The security used by the Amazon S3 Cloud service is answered in the some of the FAQs answered by Amazon on their site:

Security

Q: How secure is my data?
Amazon S3 is secure by default. Only the bucket and object owners originally have access to Amazon S3 resources they create. Amazon S3 supports user authentication to control access to data. You can use access control mechanisms such as bucket policies and Access Control Lists (ACLs) to selectively grant permissions to users and groups of users. You can securely upload/download your data to Amazon S3 via SSL endpoints using the HTTPS protocol. If you need extra security you can use the Server Side Encryption (SSE) option or the Server Side Encryption with Customer-Provide Keys (SSE-C) option to encrypt data stored-at-rest. Amazon S3 provides the encryption technology for both SSE and SSE-C. Alternatively you can use your own encryption libraries to encrypt data before storing it in Amazon S3.
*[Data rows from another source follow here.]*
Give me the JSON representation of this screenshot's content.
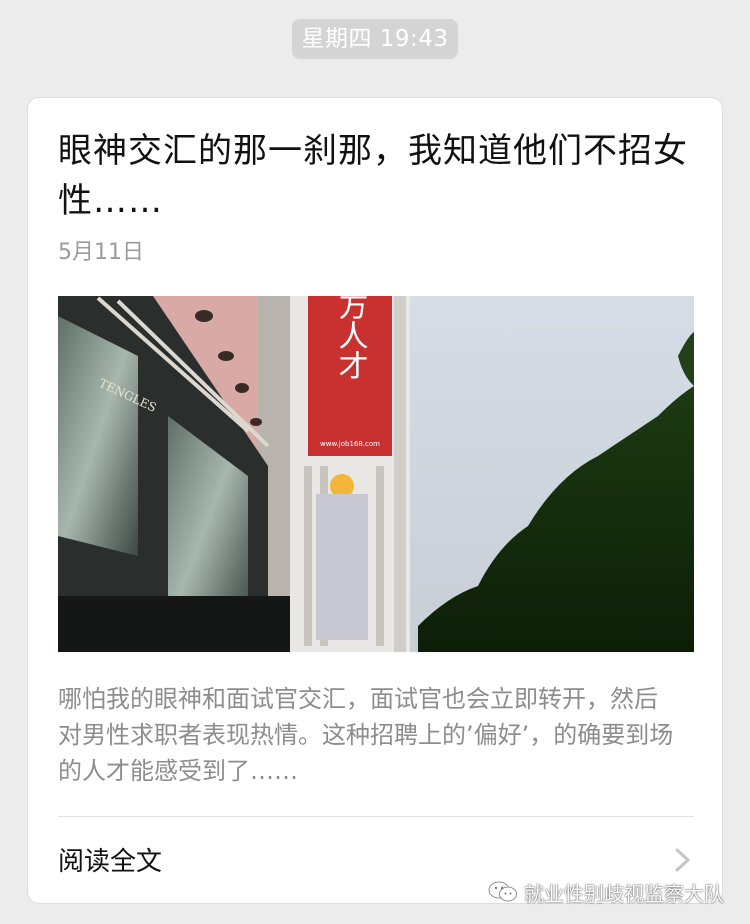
{
  "message": {
    "timestamp": "星期四 19:43"
  },
  "article": {
    "title": "眼神交汇的那一刹那，我知道他们不招女性……",
    "date": "5月11日",
    "cover_image": {
      "sign_text": "南方人才",
      "sign_url": "www.job168.com",
      "storefront_text": "TENGLES"
    },
    "summary": "哪怕我的眼神和面试官交汇，面试官也会立即转开，然后对男性求职者表现热情。这种招聘上的’偏好’，的确要到场的人才能感受到了……",
    "read_more_label": "阅读全文"
  },
  "watermark": {
    "text": "就业性别歧视监察大队",
    "icon": "wechat-logo-icon"
  },
  "colors": {
    "background": "#ececec",
    "card": "#ffffff",
    "pill": "#d4d4d4",
    "title_text": "#111111",
    "secondary_text": "#8d8d8d",
    "sign_red": "#c8312f"
  }
}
Q: How can I control access to my data stored on Amazon S3?
Customers may use four mechanisms for controlling access to Amazon S3 resources: Identity and Access Management (IAM) policies, bucket policies, Access Control Lists (ACLs) and query string authentication. IAM enables organizations with multiple employees to create and manage multiple users under a single AWS account. With IAM policies, companies can grant IAM users fine-grained control to their Amazon S3 bucket or objects while also retaining full control over everything the users do. With bucket policies, companies can define rules which apply broadly across all requests to their Amazon S3 resources, such as granting write privileges to a subset of Amazon S3 resources.
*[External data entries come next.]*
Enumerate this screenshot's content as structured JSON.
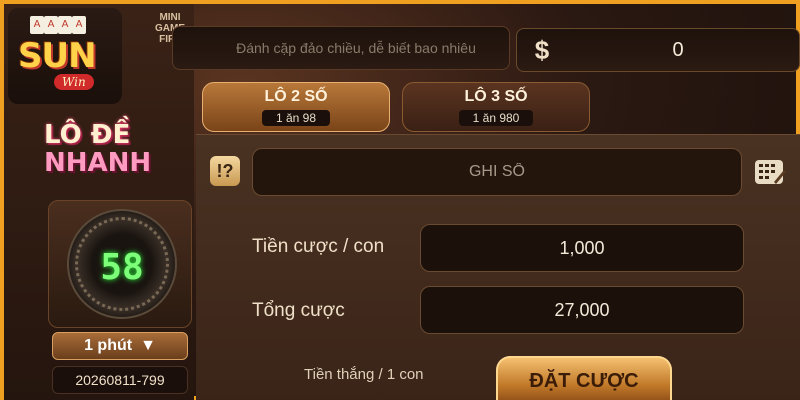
{
  "brand": {
    "name": "SUN",
    "tagline": "Win",
    "card_glyphs": [
      "A",
      "A",
      "A",
      "A"
    ]
  },
  "game": {
    "title_line1": "LÔ ĐỀ",
    "title_line2": "NHANH",
    "mini_game_tag": "MINI GAME FIFA"
  },
  "hint": {
    "text": "Đánh cặp đảo chiều, dễ biết bao nhiêu"
  },
  "balance": {
    "currency_symbol": "$",
    "value": "0"
  },
  "tabs": [
    {
      "label": "LÔ 2 SỐ",
      "odds": "1 ăn 98",
      "active": true
    },
    {
      "label": "LÔ 3 SỐ",
      "odds": "1 ăn 980",
      "active": false
    }
  ],
  "timer": {
    "seconds": "58",
    "interval": "1 phút",
    "interval_arrow": "▼",
    "round_id": "20260811-799"
  },
  "bet_form": {
    "help_symbol": "!?",
    "number_placeholder": "GHI SỐ",
    "stake_label": "Tiền cược / con",
    "stake_value": "1,000",
    "total_label": "Tổng cược",
    "total_value": "27,000",
    "win_label": "Tiền thắng / 1 con",
    "submit_label": "ĐẶT CƯỢC"
  },
  "colors": {
    "accent": "#f0a020",
    "timer_green": "#7dff7a",
    "button_gold": "#f4c070"
  }
}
Customers can also restrict access based on an aspect of the request, such as HTTP referrer and IP address. With ACLs, customers can grant specific permissions (i.e. READ, WRITE, FULL_CONTROL) to specific users for an individual bucket or object. With query string authentication, customers can create a URL to an Amazon S3 object which is only valid for a limited time. For more information on the various access control policies available in amazon S3, please refer to the Access Control topic in the Amazon S3 Developer Guide.

Data Protection

Q: How durable is Amazon S3?
Amazon S3 Standard and Standard - IA are designed to provide 99.999999999% durability of objects over a given year. This durability level corresponds to an average annual expected loss of
0.000000001% of objects. For example, if you store 10,000 objects with Amazon S3, you can on average expect to incur a loss of a single object once every 10,000,000 years. In addition, Amazon S3 is designed to sustain the concurrent loss of data in two facilities.

As with any environments, the best practice is to have a backup and to put in place safeguards against malicious or accidental users errors. For S3 data, that best practice includes secure access permissions, Cross-Region Replication, versioning and a functioning, regularly tested backup.
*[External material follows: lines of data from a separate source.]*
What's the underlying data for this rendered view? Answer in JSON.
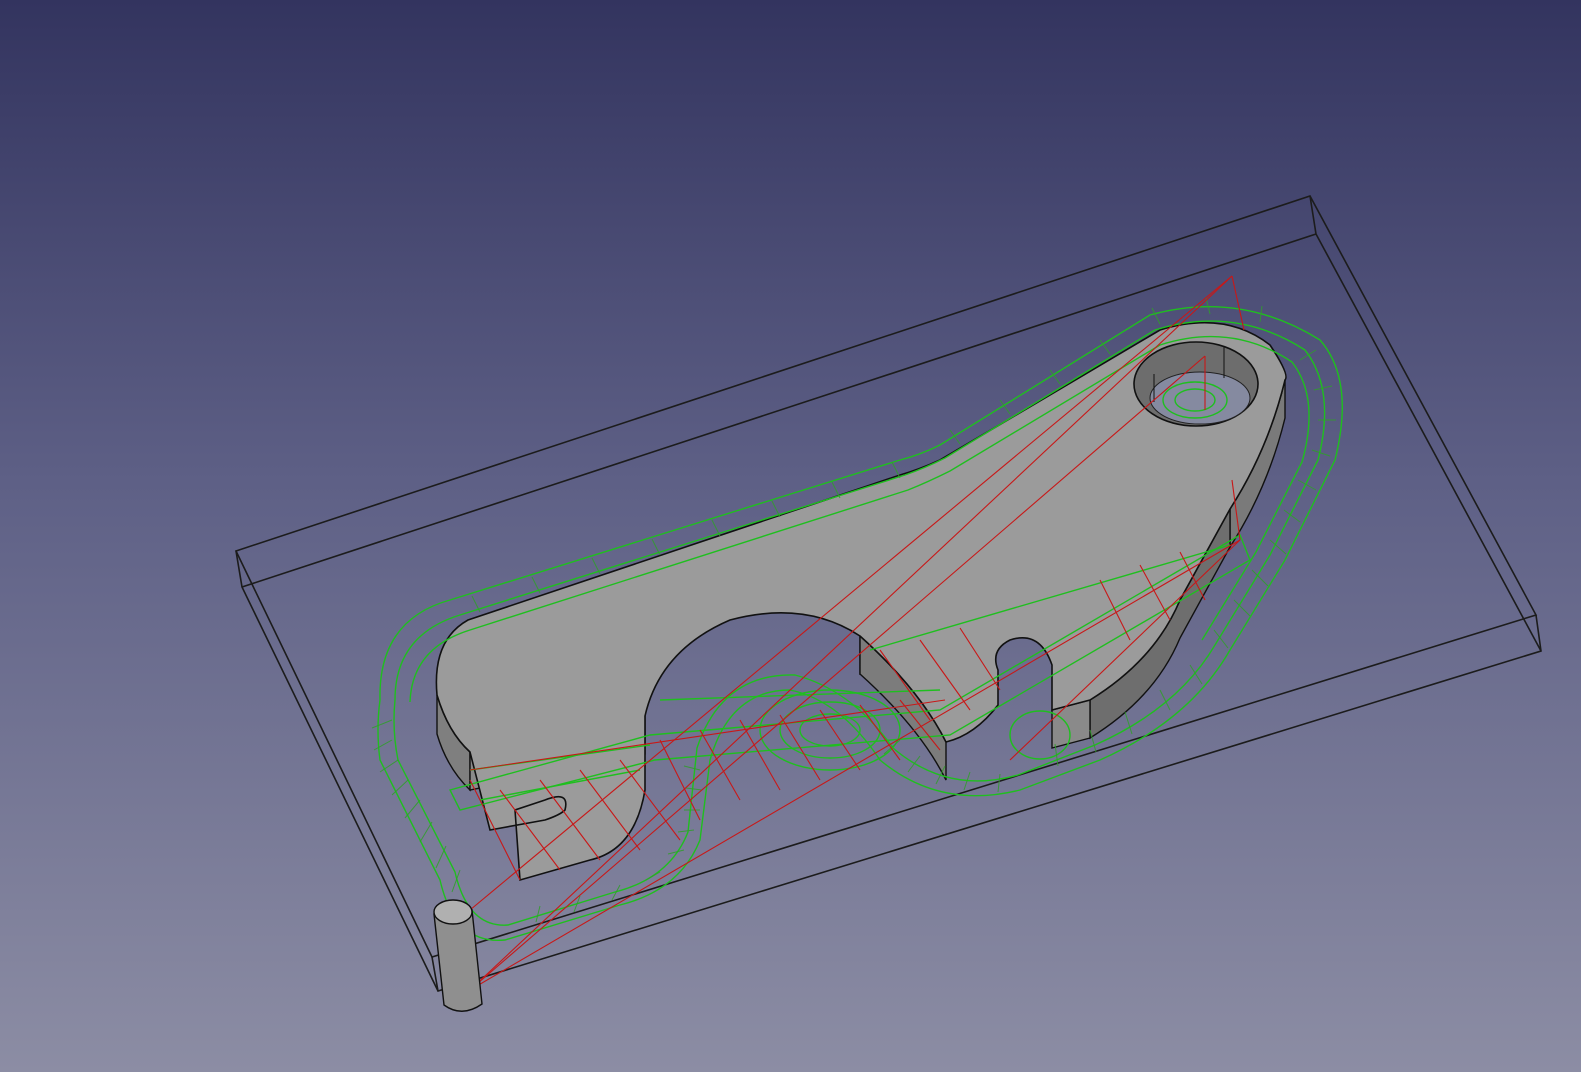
{
  "viewport": {
    "background_top": "#33345f",
    "background_bottom": "#8c8da4"
  },
  "scene": {
    "stock_edge_color": "#1c1c1c",
    "part_face_color": "#9b9b9b",
    "part_wall_color": "#8a8a8a",
    "part_edge_color": "#111111",
    "feed_path_color": "#1fbf1f",
    "rapid_path_color": "#c81818",
    "tool_color": "#9a9a9a"
  }
}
Q: How is Amazon S3 designed to achieve 99.999999999% durability?
Amazon S3 Standard and Standard - IA redundantly stores your objects on multiple devices across multiple facilities in an Amazon S3 Region. The service is designed to sustain concurrent device
failures by quickly detecting and repairing any lost redundancy. When processing a request to store data, the service will redundantly store your object across multiple facilities before returning SUCCESS. Amazon S3 also regularly verifies the integrity of your data using checksums.

73Bit’s Policy in case 73Bit Limited decides to dissolve

In case 73Bit Limited decides to close down its operations or discontinue with Probench, 73Bit is committed to setup Probench on the server provided by the client along with its source code and
database of the client.

However if there is a management change and Probench still exists with appropriate support the above commitments does not apply.